Énergie, mobilité, architecture et économie : grâce aux innovations technologiques, la ville du futur sera moins polluante et plus agréable. En Suisse comme ailleurs, l'écosystème urbain se réinvente pour faire de nos cités des lieux où il fait bon vivre.

Le monde devient « smart ». De Malmö à Lyon, d’Amsterdam à Lausanne, c’est une nouvelle vision de la ville intelligente qui se développe grâce aux données collectées par les objets connectés. La ville du futur, c’est une ville entière - ou seulement quelques quartiers - qui sont conçus de manière globale et intégrée, faisant appel à des infrastructures et à des services issus des technologies de l’information et de la communication, et plus largement à toute forme de technologie novatrice. À l’heure où les centres urbains consomment deux tiers de l’énergie de la terre et abritent un habitant sur trois (deux sur trois dans trente ans), les projets abondent pour s’adapter à cette réalité.

Prime Tower in Zurich © Switzerland Tourism

La Suisse mène dans ce domaine une politique innovante. Depuis 2012, elle est au cœur du projet pilote baptisé « Smart City Suisse ». Ce programme mis en place par l’Office fédéral de l’énergie (OFEN) fédère l’ensemble des hautes écoles suisses, les universités ainsi que les administrations publiques et les entreprises. Ensemble, ils repensent notre environnement urbain. « Smart City Suisse » comptabilise plus d’une soixantaine de projets dans le pays. Un coup d’accélérateur qui traduit l’urgence du problème et permet de nouvelles collaborations scientifiques.

Ce savoir-faire séduit également à l’étranger. Dans le cadre de l’exposition « Smart Cities India 2017 » qui se déroulait du 11 au 12 mai 2017 à New Delhi, les startups suisses Smixin et TreaTech, invitées par la Suisse, ont présenté leurs travaux dans ce domaine. L’Inde, qui devrait enregistrer 500 millions de nouveaux citadins d’ici à 2050, lance un premier programme pour la création d’une vingtaine de villes intelligentes. Quels sont les modèles suisses qui séduisent autant l’Inde ? Zoom sur quatre projets.

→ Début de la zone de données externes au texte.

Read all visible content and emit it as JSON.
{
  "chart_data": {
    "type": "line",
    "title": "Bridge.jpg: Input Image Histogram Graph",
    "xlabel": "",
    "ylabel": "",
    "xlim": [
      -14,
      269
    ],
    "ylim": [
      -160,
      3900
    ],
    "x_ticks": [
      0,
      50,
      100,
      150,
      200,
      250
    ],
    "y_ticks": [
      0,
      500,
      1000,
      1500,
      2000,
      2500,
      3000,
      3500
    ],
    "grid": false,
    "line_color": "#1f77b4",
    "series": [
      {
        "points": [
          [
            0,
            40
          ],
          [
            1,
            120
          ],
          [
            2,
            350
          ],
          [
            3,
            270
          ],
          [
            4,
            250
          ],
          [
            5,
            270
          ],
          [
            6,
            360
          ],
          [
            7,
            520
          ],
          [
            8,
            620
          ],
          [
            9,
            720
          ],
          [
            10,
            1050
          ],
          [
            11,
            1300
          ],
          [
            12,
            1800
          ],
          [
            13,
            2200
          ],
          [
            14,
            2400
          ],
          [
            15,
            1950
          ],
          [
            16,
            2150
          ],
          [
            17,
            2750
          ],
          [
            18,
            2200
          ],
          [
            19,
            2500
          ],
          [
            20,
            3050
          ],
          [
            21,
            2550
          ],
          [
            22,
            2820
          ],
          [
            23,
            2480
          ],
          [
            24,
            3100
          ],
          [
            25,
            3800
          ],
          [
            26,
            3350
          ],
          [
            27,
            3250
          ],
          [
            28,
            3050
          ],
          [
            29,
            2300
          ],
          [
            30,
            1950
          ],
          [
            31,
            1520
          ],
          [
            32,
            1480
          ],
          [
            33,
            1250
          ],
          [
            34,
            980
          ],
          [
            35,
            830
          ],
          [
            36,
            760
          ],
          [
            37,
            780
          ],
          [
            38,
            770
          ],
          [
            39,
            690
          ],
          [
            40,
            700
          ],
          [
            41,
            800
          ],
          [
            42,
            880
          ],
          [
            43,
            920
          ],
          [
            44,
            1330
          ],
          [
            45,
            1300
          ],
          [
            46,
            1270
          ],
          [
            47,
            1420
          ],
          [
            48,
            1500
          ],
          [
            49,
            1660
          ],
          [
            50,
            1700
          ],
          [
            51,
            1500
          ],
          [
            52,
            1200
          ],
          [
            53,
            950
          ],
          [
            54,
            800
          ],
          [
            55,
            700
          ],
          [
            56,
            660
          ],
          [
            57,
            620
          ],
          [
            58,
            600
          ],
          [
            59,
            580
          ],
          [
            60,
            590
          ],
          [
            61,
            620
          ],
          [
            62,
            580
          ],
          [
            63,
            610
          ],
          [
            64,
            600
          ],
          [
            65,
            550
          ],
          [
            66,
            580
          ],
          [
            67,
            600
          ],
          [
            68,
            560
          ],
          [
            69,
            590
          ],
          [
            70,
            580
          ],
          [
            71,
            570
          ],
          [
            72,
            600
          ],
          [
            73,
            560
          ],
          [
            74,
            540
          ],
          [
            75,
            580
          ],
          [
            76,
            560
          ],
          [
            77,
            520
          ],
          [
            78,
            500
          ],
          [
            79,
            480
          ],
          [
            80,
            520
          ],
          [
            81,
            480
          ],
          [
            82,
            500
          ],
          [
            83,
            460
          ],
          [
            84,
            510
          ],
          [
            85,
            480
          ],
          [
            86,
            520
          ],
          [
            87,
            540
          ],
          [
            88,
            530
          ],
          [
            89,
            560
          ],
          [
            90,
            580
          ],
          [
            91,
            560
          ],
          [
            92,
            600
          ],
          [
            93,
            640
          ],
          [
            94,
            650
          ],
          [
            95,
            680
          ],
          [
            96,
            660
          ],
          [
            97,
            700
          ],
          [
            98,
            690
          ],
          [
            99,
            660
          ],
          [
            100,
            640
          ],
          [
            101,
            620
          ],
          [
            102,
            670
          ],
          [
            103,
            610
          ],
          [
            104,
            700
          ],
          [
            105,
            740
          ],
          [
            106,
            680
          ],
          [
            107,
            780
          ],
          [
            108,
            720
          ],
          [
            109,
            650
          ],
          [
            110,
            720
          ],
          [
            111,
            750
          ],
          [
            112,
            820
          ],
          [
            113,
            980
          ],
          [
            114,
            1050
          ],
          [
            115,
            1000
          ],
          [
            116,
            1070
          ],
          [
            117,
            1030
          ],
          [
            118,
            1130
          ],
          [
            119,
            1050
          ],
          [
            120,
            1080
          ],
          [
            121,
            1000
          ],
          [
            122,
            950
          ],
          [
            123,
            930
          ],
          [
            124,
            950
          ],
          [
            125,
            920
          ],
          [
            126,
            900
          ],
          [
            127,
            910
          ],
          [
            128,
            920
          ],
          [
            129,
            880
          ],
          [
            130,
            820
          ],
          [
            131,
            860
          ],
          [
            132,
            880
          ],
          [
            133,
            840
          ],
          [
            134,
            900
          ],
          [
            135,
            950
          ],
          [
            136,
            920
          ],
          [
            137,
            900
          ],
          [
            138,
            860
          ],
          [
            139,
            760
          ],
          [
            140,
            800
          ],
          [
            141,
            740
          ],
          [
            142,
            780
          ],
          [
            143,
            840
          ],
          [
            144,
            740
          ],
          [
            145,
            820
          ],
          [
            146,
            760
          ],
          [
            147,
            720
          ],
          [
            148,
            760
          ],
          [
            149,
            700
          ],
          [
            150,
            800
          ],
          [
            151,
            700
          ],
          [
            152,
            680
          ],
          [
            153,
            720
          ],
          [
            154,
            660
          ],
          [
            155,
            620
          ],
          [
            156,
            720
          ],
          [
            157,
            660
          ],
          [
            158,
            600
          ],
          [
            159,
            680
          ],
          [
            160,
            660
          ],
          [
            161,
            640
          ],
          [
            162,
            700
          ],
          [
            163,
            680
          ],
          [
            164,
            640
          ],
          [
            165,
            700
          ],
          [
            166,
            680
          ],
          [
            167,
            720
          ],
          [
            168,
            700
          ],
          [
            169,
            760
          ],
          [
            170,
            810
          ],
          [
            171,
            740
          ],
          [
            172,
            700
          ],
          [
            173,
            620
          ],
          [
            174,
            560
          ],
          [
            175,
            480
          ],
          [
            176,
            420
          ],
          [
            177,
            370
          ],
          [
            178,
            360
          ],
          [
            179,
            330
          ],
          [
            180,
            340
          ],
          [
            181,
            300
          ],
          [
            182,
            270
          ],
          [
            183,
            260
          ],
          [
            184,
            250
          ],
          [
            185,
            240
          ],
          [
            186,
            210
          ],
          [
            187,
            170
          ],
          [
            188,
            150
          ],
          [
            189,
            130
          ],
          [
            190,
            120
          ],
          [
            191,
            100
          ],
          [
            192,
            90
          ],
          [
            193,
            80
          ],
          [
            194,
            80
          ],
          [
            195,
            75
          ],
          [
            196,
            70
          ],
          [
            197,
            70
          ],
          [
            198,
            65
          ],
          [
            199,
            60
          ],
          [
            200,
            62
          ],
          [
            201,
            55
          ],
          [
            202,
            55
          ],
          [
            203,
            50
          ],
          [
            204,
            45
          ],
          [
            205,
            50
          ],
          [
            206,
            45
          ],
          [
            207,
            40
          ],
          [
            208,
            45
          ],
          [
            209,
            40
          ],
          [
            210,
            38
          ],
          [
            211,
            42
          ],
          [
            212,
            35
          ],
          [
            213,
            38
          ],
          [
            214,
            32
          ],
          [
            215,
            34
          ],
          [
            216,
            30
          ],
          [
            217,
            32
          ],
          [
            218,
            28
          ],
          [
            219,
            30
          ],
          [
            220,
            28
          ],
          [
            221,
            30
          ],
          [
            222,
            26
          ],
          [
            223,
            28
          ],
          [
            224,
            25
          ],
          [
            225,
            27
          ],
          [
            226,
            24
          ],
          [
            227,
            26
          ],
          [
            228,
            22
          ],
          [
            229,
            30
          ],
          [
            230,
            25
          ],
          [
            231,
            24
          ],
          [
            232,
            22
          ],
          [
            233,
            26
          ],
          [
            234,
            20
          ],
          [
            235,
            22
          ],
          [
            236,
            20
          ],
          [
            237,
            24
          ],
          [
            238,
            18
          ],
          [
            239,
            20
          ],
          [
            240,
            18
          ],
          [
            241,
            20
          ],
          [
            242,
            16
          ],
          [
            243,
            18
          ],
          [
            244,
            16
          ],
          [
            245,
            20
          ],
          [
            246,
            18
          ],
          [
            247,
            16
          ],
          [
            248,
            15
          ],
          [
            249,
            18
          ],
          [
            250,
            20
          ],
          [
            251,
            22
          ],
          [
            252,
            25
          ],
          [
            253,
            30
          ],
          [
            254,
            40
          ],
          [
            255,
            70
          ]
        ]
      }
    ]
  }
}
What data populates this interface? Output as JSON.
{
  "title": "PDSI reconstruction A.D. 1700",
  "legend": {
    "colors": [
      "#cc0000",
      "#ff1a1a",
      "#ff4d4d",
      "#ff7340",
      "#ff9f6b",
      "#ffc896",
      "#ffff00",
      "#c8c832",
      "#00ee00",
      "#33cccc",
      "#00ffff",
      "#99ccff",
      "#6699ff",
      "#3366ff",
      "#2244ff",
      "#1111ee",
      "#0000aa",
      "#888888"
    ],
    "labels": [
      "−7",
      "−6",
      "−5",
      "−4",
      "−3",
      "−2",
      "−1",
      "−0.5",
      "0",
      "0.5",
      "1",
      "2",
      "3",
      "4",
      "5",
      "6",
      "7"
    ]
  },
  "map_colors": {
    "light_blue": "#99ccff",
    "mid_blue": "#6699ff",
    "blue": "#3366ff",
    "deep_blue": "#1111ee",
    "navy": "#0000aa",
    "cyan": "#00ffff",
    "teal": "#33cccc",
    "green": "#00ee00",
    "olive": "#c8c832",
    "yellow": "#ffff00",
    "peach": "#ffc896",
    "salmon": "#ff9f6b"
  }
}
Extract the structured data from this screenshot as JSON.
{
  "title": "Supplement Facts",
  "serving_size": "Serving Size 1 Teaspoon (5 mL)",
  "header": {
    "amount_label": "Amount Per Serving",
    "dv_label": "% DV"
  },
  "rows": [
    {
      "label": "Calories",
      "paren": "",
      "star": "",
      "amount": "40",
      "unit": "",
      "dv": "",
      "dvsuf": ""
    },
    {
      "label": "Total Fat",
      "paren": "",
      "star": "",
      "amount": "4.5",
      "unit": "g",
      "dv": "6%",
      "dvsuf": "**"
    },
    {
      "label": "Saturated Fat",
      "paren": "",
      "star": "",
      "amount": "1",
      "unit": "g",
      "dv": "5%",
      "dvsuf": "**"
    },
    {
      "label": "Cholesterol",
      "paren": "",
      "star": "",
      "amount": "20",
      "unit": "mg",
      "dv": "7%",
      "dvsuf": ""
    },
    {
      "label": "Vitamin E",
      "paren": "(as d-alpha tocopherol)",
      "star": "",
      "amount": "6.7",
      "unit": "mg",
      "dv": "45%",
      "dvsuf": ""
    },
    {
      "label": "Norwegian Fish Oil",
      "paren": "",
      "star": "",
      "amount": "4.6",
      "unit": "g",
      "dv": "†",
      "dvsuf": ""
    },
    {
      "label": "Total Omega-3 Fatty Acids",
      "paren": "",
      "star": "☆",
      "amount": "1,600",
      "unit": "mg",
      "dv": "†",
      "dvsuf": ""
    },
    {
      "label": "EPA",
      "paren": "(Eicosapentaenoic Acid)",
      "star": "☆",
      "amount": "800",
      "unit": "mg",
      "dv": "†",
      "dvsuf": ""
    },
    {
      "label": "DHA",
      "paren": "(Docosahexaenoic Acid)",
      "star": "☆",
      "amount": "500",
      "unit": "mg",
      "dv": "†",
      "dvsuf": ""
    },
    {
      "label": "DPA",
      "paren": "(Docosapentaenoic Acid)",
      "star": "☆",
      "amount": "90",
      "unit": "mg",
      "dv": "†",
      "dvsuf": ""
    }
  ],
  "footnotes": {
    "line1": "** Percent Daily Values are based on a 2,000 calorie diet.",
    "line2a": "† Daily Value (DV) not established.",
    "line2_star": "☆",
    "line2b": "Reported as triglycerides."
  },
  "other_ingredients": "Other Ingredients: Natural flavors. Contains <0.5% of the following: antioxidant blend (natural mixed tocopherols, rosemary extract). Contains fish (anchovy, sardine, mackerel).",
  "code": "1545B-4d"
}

À Fribourg, des bâtiments intelligents

Actuellement, les rendements énergétiques d’immeubles certifiés Minergie sont moins bons que prévu. Tout simplement parce que l’utilisation imaginée par les ingénieurs ne correspond pas à celle qui en est faite dans la réalité. À Fribourg, au sein du Smart Living Lab, il s’agit donc de proposer un bâtiment qui s’adapte aux comportements de ses habitants plutôt que le contraire. Les recherches visent aussi à développer une meilleure intégration des énergies renouvelables dans le bâtiment. C’est déjà le cas sur l’une des faces du centre de congrès de l’École polytechnique fédérale de Lausanne, où les cellules solaires remplissent deux fonctions : paravent solaire et production d’électricité.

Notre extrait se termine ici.